With the rewards have come some hurdles. Koller cited planning the annual school budget and transitioning Bridport’s seventh- and eighth-graders to Middlebury Union Middle School four years ago as being among the biggest challenges.
“It was a very contentious time to be on the board,” Koller recalled of the debate surrounding sending local middle-schoolers to MUMS. “But it felt rewarding to be able to manage meetings in a way where people walked away thinking they were able to come to understandings, even if they didn’t come to agreements.”
Koller’s contributions have extended beyond the school board.
Among other things, she has:
• Served as the school liaison for the Foundation for Excellent Schools.
• Acted as a music composition mentor for local students.
• Planned a re-enactment of the 1775 capture of Fort Ticonderoga with Bridport’s third- and fourth-graders.
• Volunteered on numerous occasions for programs at MUMS and the Addison Central Supervisory Union district.
In addition, she has been an active member of the local Parent-Teacher Organization, set up a “volunteer bank” of community members interested in helping within the school, and started a school board newsletter to keep the community informed about goings-on at Bridport Central.
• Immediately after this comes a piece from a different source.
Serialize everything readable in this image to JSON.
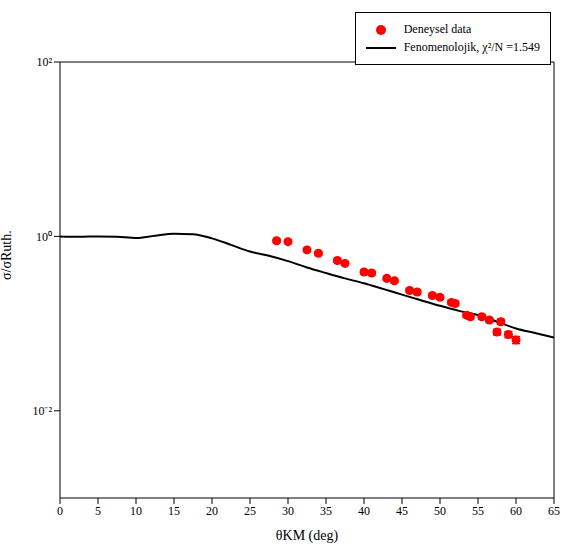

“Sharon’s dedication, coupled with consistent, quiet energy, has provided the enduring successful support that has been positive in all aspects, productive in all areas and enduringly essential in so many of the programs that form our school’s educational foundation,” reads a statement from the group of Bridport educators and administrators who nominated Koller for the award.
Koller has no plans to stop being a school volunteer, though her focus may shift more to MUMS next year. Her son, William, will begin middle school this coming fall. Her current term on the Bridport school board is set to expire next March.
She holds a master’s degree in counseling from the University of Vermont, but has put her career on hold to be a school volunteer. She is considering re-entering the job market, though she keeps very busy with her current schedule.
“It’s grown and grown to the point where it almost feels like a full-time job, but a very enjoyable and diverse one,” Koller said. “In a public school there are so many opportunities to support good programs, and I think schools do better when there are more people involved and willing to give their time and lend a hand.”